BANGOR – It looks like the future of tech might be going to the dogs thanks to the unbelievable efforts of one area pooch.

Regular readers of The Maine Edge might remember a story from last year where we reported on a man whose dog was a gifted chess player. That man – one Anthony DiCicco – has reached out to us yet again. It seems that after taking the chess world by storm, his adorable dog Stella decided she needed a bigger – and far more lucrative – challenge.

It seems that after teaching herself to play chess, Stella went ahead and taught herself to code. She has been working diligently for the past six months on developing an app that could be a real game-changer in the realm of pet playdates.

Called FetchR, this app is designed to help dogs locate suitable playmates and schedule playdates, all with limited involvement by their owners. It’s the first dog-friendly app, designed with large buttons and easy swiping – all of it intended to maximize utility for canine paws.

“It all really began when she started playing chess online,” said DiCicco. “She blew by me in terms of competitive ability; I couldn’t give her any kind of a challenge anymore. So I set her up on a chess website and gave her some basic guidance on how to use the thing. She picked up the basics really quickly, so I just left her to it.”

It was only months later that DiCicco realized that Stella’s computer usage had advanced far beyond the “basics” that allowed her to soundly thrash internet grandmasters at the chessboard.

“She sometimes forgets to shut down the computer after she’s done,” he said. “One night, I went in and saw all this stuff – code and design and a bunch of other junk I couldn’t understand. That’s when I realized that maybe she was doing more than just playing chess.”

Indeed.

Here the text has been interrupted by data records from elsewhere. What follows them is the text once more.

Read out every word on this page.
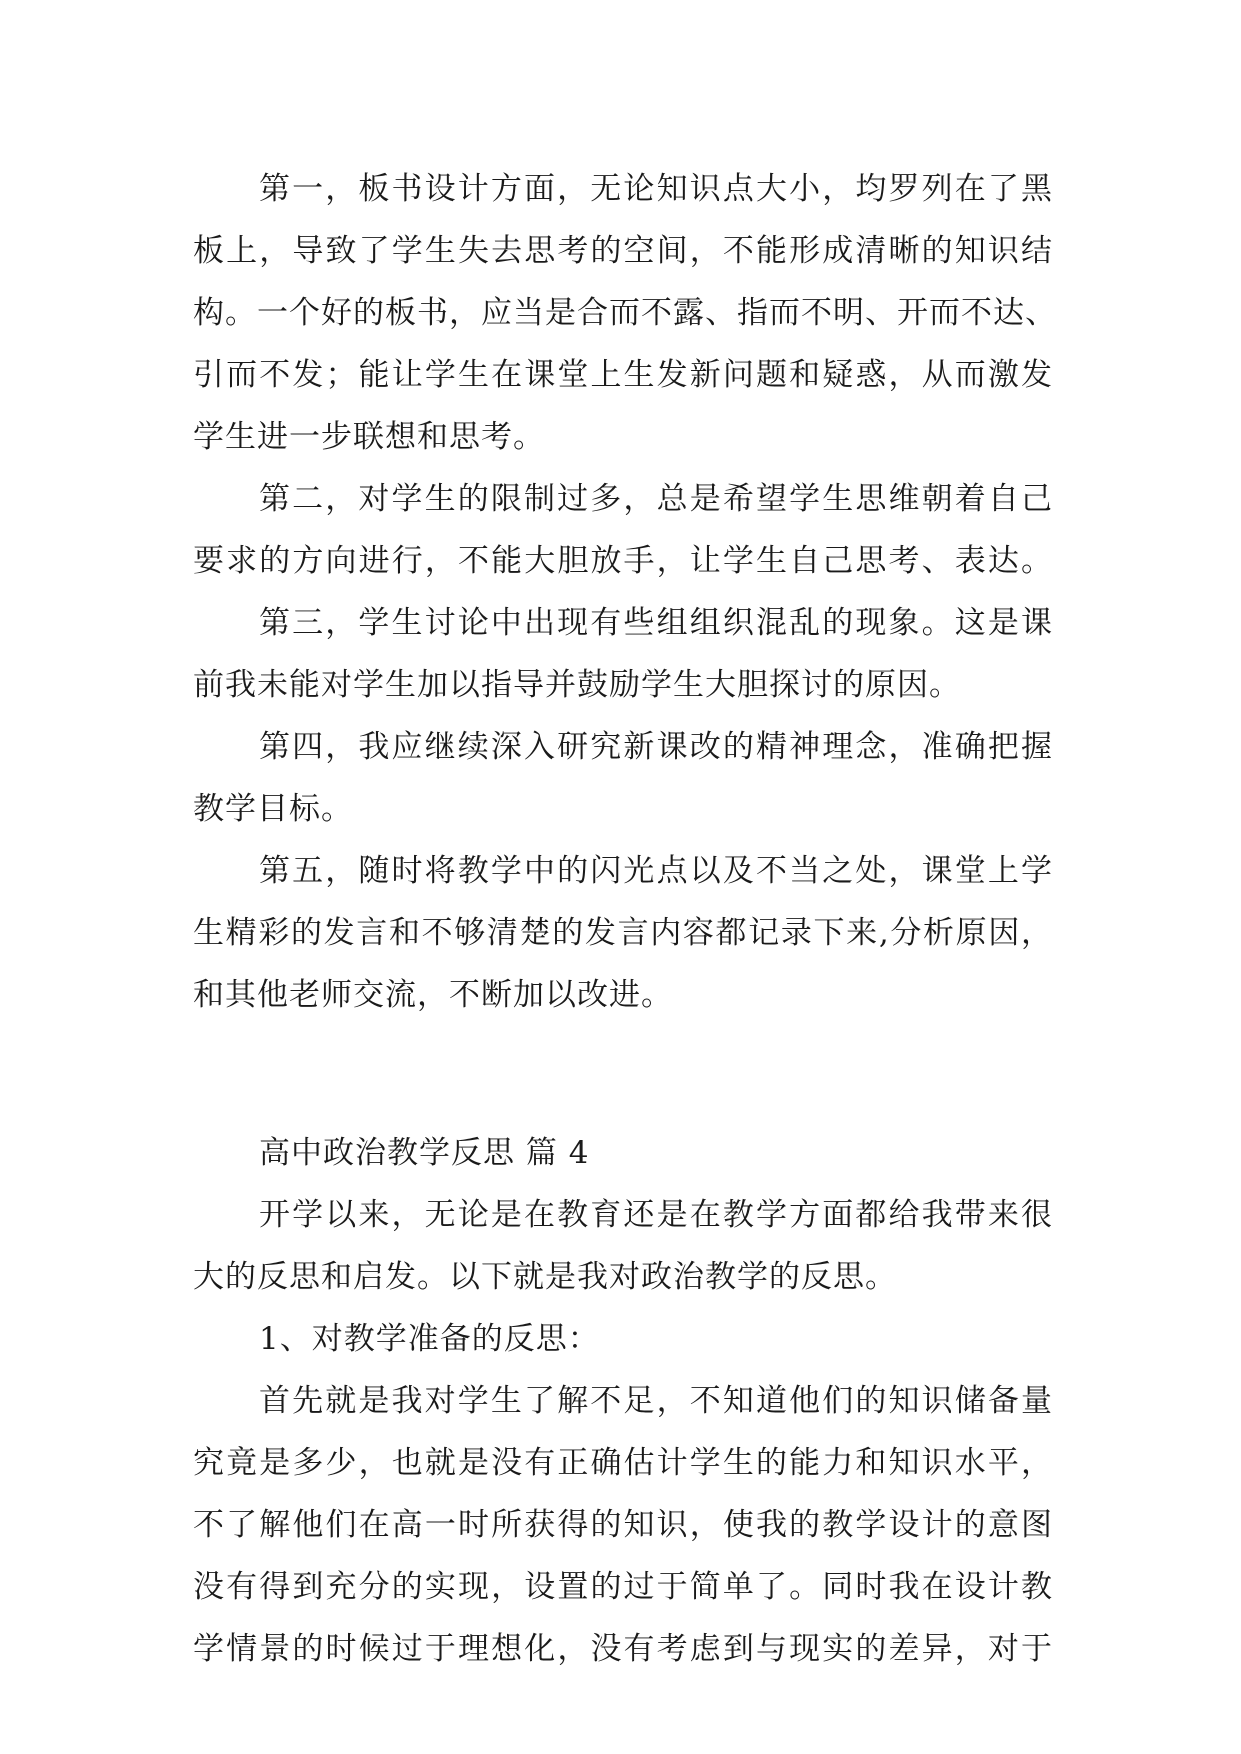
第一，板书设计方面，无论知识点大小，均罗列在了黑
板上，导致了学生失去思考的空间，不能形成清晰的知识结
构。一个好的板书，应当是合而不露、指而不明、开而不达、
引而不发；能让学生在课堂上生发新问题和疑惑，从而激发
学生进一步联想和思考。
第二，对学生的限制过多，总是希望学生思维朝着自己
要求的方向进行，不能大胆放手，让学生自己思考、表达。
第三，学生讨论中出现有些组组织混乱的现象。这是课
前我未能对学生加以指导并鼓励学生大胆探讨的原因。
第四，我应继续深入研究新课改的精神理念，准确把握
教学目标。
第五，随时将教学中的闪光点以及不当之处，课堂上学
生精彩的发言和不够清楚的发言内容都记录下来,分析原因，
和其他老师交流，不断加以改进。
高中政治教学反思 篇 4
开学以来，无论是在教育还是在教学方面都给我带来很
大的反思和启发。以下就是我对政治教学的反思。
1、对教学准备的反思：
首先就是我对学生了解不足，不知道他们的知识储备量
究竟是多少，也就是没有正确估计学生的能力和知识水平，
不了解他们在高一时所获得的知识，使我的教学设计的意图
没有得到充分的实现，设置的过于简单了。同时我在设计教
学情景的时候过于理想化，没有考虑到与现实的差异，对于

What DiCicco was seeing was Stella’s foundational designs for the app that would become FetchR. We’ve been given access to a beta version and we have to say, it is remarkably sophisticated for a first-time developer - particularly one with no color vision or opposable thumbs.

The user signs up for the service – it’s free for now; there’s no indication as to when or how membership will be monetized, though one guesses the advertising revenue potential is significant, so perhaps it will remain free. The user is then invited to view profiles of fellow FetchR members; it’s a swiping model similar to certain dating apps – swipe right if there’s interest in a playdate, swipe left if not.

In addition, the service is customizable. One can narrow or broaden the search area at will. One can look for nearby dog parks and rate other locations for canine friendliness. One can even sort by size – certain dogs are more comfortable playing with smaller or larger friends.

(Note: One thing that is made clear throughout – FetchR DOES NOT discriminate by breed. According to the mission statement put forth by Stella, all dogs are good dogs. Every boy is a good boy and every girl is a good girl. No exceptions. FetchR is not a place for breed-based prejudices; calling any dog a bad dog will not be tolerated under the FetchR terms of service.)

It’s a quantum leap forward for canine socialization. No longer will dogs be beholden to whoever happens to be at the dog park or out walking the neighborhood when they go out. They’ll be able to take some initiative, to establish a degree of agency regarding when, where and with whom they frolic, romp and/or gambol. All in all, a remarkable accomplishment for anyone – let alone a sweet-faced dog with no formal education and a kind of dopey puppy parent. FetchR has the chance to change the paradigm.

It has all proven a bit overwhelming for DiCicco, who had no idea what he was getting into when he adopted Stella five years ago.

“At first, it bothered me that my dog turned out to be smarter than I am,” said DiCicco sheepishly. “It’s the sort of thing that can really hurt your ego.”

He shrugged.

“But hey … she’s smarter than pretty much everybody else too, so what the hell, right? And I mean, she still snugs with me and wants me to scratch her butt and lets me kiss her on the snout. None of this has changed who she is – and who she is is just the best dog that ever dogged. Forget the chess and the computers and all of it … she’s my girl and always will be.”

It’s a remarkable story about a remarkable dog. With FetchR, Stella has brought doggie dynamics into the 21st century. The app’s motto says it all: FetchR is the future.

(Editor’s note: This is the annual April Fool’s edition of The Maine Edge. As such, most – if not all – of this story is completely and utterly made up.)